Hartford has already paid Novogroder $1,116,082.16 for the Actual Cash Value of the damage to the Danville building. No-vogroder now seeks to recover the Depreciation Holdback, but it has not “actually repaired, rebuilt or replaced” the damaged building. Indeed, Novogroder is no longer able to repair the building because it has already donated the building to a local church. See Paluszek, 115 Ill.Dec. 154, 517 N.E.2d at 568 (“Property insurance is not insurance on the property itself, but rather on the interest of the person insured. Insurance coverage does not run with the property when transferred.”). Because Novogroder has not, and cannot, repair the building, Novogroder has no repair costs that Hartford could reimburse through the Depreciation Holdback.

Novogroder nonetheless insists that it is entitled to the Depreciation Holdback because Hartford waived the two-year time limit and is estopped from relying on it. But this time limit does not affect the outcome of this case. Regardless of whether Hartford waived the two-year time limit or is estopped from relying on it, Novogroder still never made any repairs that could be reimbursed by the Depreciation Holdback. Accordingly, Novogroder’s suit fails.

III. Conclusion

Novogroder’s insurance contract unambiguously required it to make repairs to the damaged building before collecting funds from the Depreciation Holdback. Novogroder never made any repairs, and it lost the ability to do so when it donated the building to a local church. We therefore AFFIRM the district court’s ruling.

APPENDIX A

PROPERTY CHOICE COVERAGE FORM

E. LOSS PAYMENT AND VALUATION CONDITIONS

Covered property will be valued at either Replacement Cost or Actual Cash Value, as stated in the Property Choice Declarations and as described below except for the items listed below in item 3. Specific Property Valuations. We will not pay more than your financial interest in the lost or damaged property.

1. Replacement Cost

In the event of covered loss or damage, we will determine the value of Covered Property at the actual amount spent to repair, replace or rebuild the damaged property as of the time of the loss or damage, at the same site or another site, subject to the following:

a.We will not pay more for lost or damaged property than the least of:

(1) The Limit of Insurance applicable to the lost or damaged property;

(2) The amount it should cost to replace, on the same premises, the lost or damaged property with other property:

(a) Of comparable material and quality; and

(b) Used for the same purpose; or

(3) The amount you actually spend that is necessary to repair or replace the lost or damaged property with other property:

(a) Of comparable material and quality; and

(b) Used for the same purpose.

b. We will pay on an Actual Cash Value basis until the lost or damaged property is actually repaired, rebuilt or replaced.
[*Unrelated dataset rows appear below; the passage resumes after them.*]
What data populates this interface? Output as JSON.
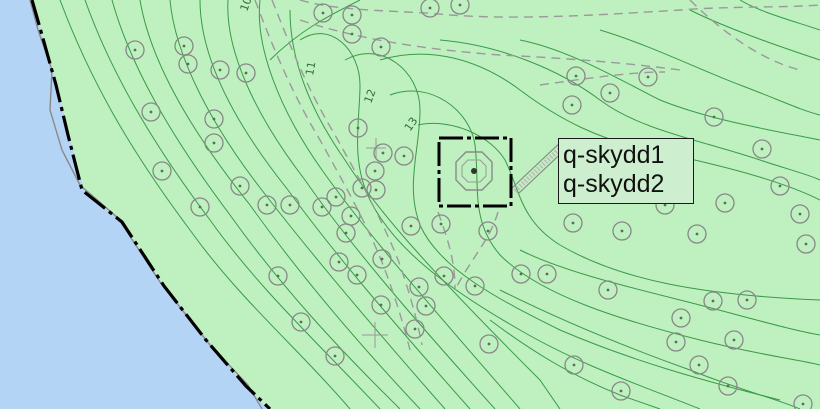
{
  "map": {
    "colors": {
      "land": "#bff0c0",
      "water": "#b3d4f5",
      "contour": "#3a9a48",
      "path": "#9a9a9a",
      "tree": "#888888",
      "boundary": "#000000",
      "label_bg": "#cdefcf"
    },
    "contour_labels": [
      "10",
      "11",
      "12",
      "13"
    ],
    "label_box": {
      "line1": "q-skydd1",
      "line2": "q-skydd2"
    },
    "feature_icons": [
      "tree-symbol-icon",
      "survey-cross-icon",
      "octagon-marker-icon",
      "center-dot-icon"
    ]
  }
}
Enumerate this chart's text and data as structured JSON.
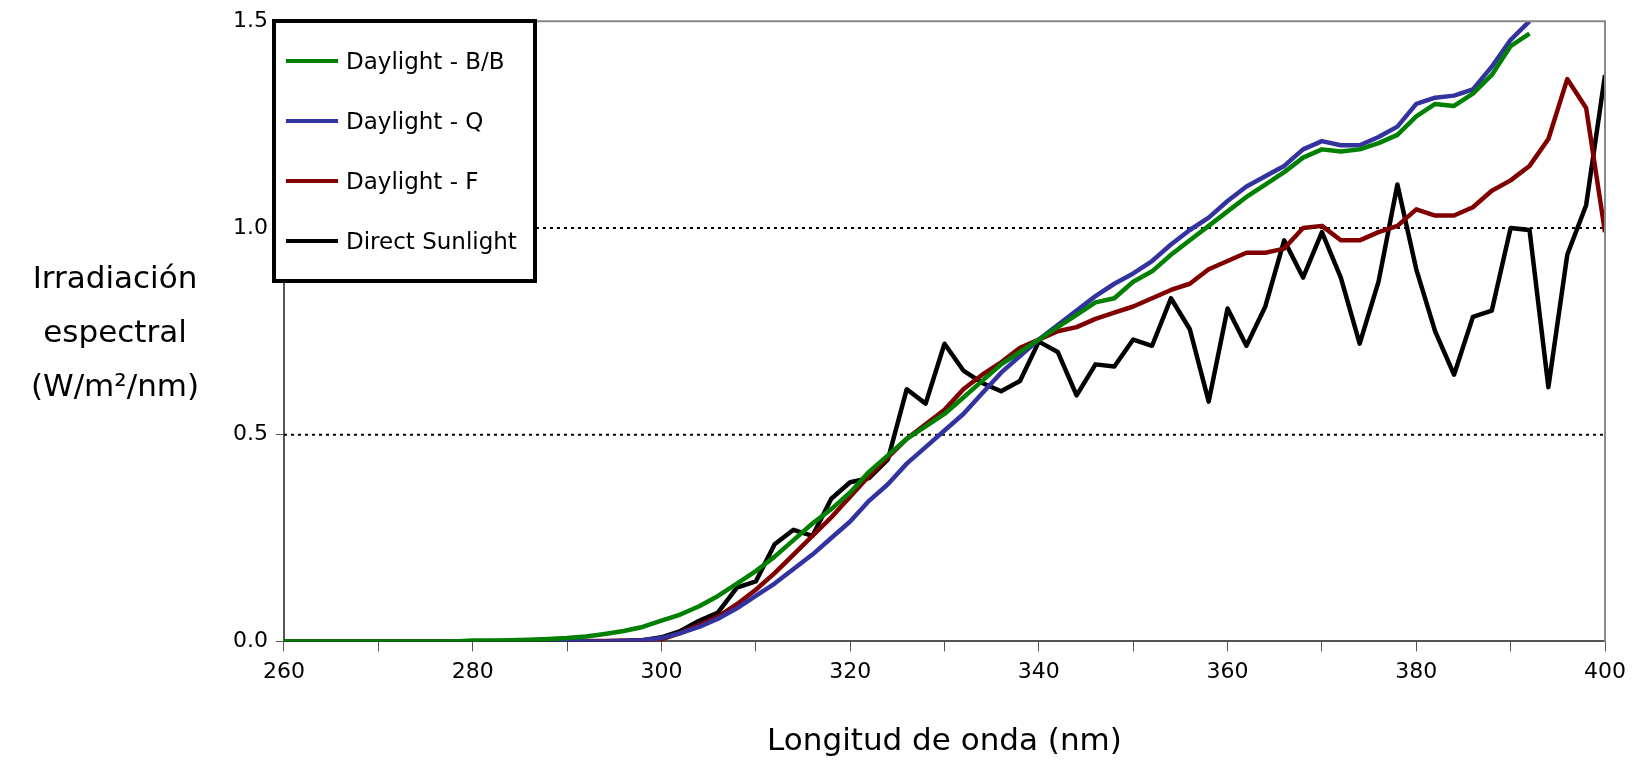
{
  "chart_data": {
    "type": "line",
    "xlabel": "Longitud de onda (nm)",
    "ylabel": "Irradiación espectral (W/m²/nm)",
    "x": [
      260,
      262,
      264,
      266,
      268,
      270,
      272,
      274,
      276,
      278,
      280,
      282,
      284,
      286,
      288,
      290,
      292,
      294,
      296,
      298,
      300,
      302,
      304,
      306,
      308,
      310,
      312,
      314,
      316,
      318,
      320,
      322,
      324,
      326,
      328,
      330,
      332,
      334,
      336,
      338,
      340,
      342,
      344,
      346,
      348,
      350,
      352,
      354,
      356,
      358,
      360,
      362,
      364,
      366,
      368,
      370,
      372,
      374,
      376,
      378,
      380,
      382,
      384,
      386,
      388,
      390,
      392,
      394,
      396,
      398,
      400
    ],
    "series": [
      {
        "name": "Daylight - B/B",
        "color": "#008000",
        "values": [
          0,
          0,
          0,
          0,
          0,
          0,
          0,
          0,
          0,
          0,
          0.002,
          0.002,
          0.003,
          0.004,
          0.006,
          0.008,
          0.012,
          0.018,
          0.025,
          0.035,
          0.05,
          0.065,
          0.085,
          0.11,
          0.14,
          0.17,
          0.205,
          0.245,
          0.285,
          0.32,
          0.36,
          0.41,
          0.45,
          0.49,
          0.52,
          0.55,
          0.59,
          0.63,
          0.67,
          0.7,
          0.73,
          0.76,
          0.79,
          0.82,
          0.83,
          0.87,
          0.895,
          0.935,
          0.97,
          1.005,
          1.04,
          1.075,
          1.105,
          1.135,
          1.17,
          1.19,
          1.185,
          1.19,
          1.205,
          1.225,
          1.27,
          1.3,
          1.295,
          1.325,
          1.37,
          1.44,
          1.47,
          null,
          null,
          null,
          null
        ]
      },
      {
        "name": "Daylight - Q",
        "color": "#3333a0",
        "values": [
          null,
          null,
          null,
          null,
          null,
          null,
          null,
          null,
          null,
          null,
          null,
          null,
          null,
          null,
          0,
          0,
          0,
          0,
          0.001,
          0.003,
          0.008,
          0.02,
          0.035,
          0.055,
          0.08,
          0.11,
          0.14,
          0.175,
          0.21,
          0.25,
          0.29,
          0.34,
          0.38,
          0.43,
          0.47,
          0.51,
          0.55,
          0.6,
          0.65,
          0.69,
          0.73,
          0.765,
          0.8,
          0.835,
          0.865,
          0.89,
          0.92,
          0.96,
          0.995,
          1.025,
          1.065,
          1.1,
          1.125,
          1.15,
          1.19,
          1.21,
          1.2,
          1.2,
          1.22,
          1.245,
          1.3,
          1.315,
          1.32,
          1.335,
          1.39,
          1.455,
          1.5,
          null,
          null,
          null,
          null
        ]
      },
      {
        "name": "Daylight - F",
        "color": "#800000",
        "values": [
          null,
          null,
          null,
          null,
          null,
          null,
          null,
          null,
          null,
          null,
          null,
          null,
          null,
          null,
          null,
          null,
          0.001,
          0.001,
          0.002,
          0.003,
          0.005,
          0.02,
          0.04,
          0.06,
          0.09,
          0.125,
          0.165,
          0.21,
          0.255,
          0.3,
          0.35,
          0.4,
          0.445,
          0.49,
          0.525,
          0.56,
          0.61,
          0.645,
          0.675,
          0.71,
          0.73,
          0.75,
          0.76,
          0.78,
          0.795,
          0.81,
          0.83,
          0.85,
          0.865,
          0.9,
          0.92,
          0.94,
          0.94,
          0.95,
          1.0,
          1.005,
          0.97,
          0.97,
          0.99,
          1.005,
          1.045,
          1.03,
          1.03,
          1.05,
          1.09,
          1.115,
          1.15,
          1.215,
          1.36,
          1.29,
          0.99
        ]
      },
      {
        "name": "Direct Sunlight",
        "color": "#000000",
        "values": [
          0,
          0,
          0,
          0,
          0,
          0,
          0,
          0,
          0,
          0,
          0,
          0,
          0,
          0,
          0,
          0,
          0,
          0,
          0,
          0.003,
          0.01,
          0.025,
          0.05,
          0.07,
          0.13,
          0.145,
          0.235,
          0.27,
          0.255,
          0.345,
          0.385,
          0.395,
          0.44,
          0.61,
          0.575,
          0.72,
          0.655,
          0.625,
          0.605,
          0.63,
          0.725,
          0.7,
          0.595,
          0.67,
          0.665,
          0.73,
          0.715,
          0.83,
          0.755,
          0.58,
          0.805,
          0.715,
          0.81,
          0.97,
          0.88,
          0.99,
          0.88,
          0.72,
          0.87,
          1.105,
          0.9,
          0.75,
          0.645,
          0.785,
          0.8,
          1.0,
          0.995,
          0.615,
          0.935,
          1.055,
          1.37
        ]
      }
    ],
    "xlim": [
      260,
      400
    ],
    "xticks": [
      260,
      {
        "value": 270,
        "label": null
      },
      280,
      {
        "value": 290,
        "label": null
      },
      300,
      {
        "value": 310,
        "label": null
      },
      320,
      {
        "value": 330,
        "label": null
      },
      340,
      {
        "value": 350,
        "label": null
      },
      360,
      {
        "value": 370,
        "label": null
      },
      380,
      {
        "value": 390,
        "label": null
      },
      400
    ],
    "ylim": [
      0,
      1.5
    ],
    "yticks": [
      {
        "value": 0,
        "label": "0.0"
      },
      {
        "value": 0.5,
        "label": "0.5"
      },
      {
        "value": 1,
        "label": "1.0"
      },
      {
        "value": 1.5,
        "label": "1.5"
      }
    ],
    "grid": "y",
    "legend": "top left",
    "marker": "none",
    "line_style": "solid"
  }
}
c. If you do not repair, replace or rebuild on the same site or another site within 2 years of the date of loss, we will pay you on an Actual Cash Value basis.

[Doc. 65, at 99-100] 
      
      . The record indicates that Hartford attempted to cancel its insurance policy with Novo-groder in September 2007. Although this appears to have been a contentious issue between the parties, it does not affect the resolution of this case.
     
      
      . Some portions of the record indicate that the third incident of property damage occurred on July 4, instead of June 4. Nonetheless, the briefs from both parties state that the third incident occurred in June. Because both parties agree on this timeline, we assume that all three acts of property damage were covered by the insurance policy ending on June 30, 2007. But even if the third incident of property damage occurred on July 4, 2007, Novogroder had renewed its insurance policy through June 30, 2008, and the property damage would have occurred before Hartford attempted to cancel its insurance policy with Novogroder in September 2007.
     
      
      . The record indicates that approximately $35,000 to $40,000 had to be spent to make the building suitable for inspection, but the record is unclear whether Novogroder paid for these repairs. Even if Novogroder had paid for these repairs, they were still less than the Actual Cash Value payment that Novogro-der received, and are therefore not a basis for recovering the Depreciation Holdback.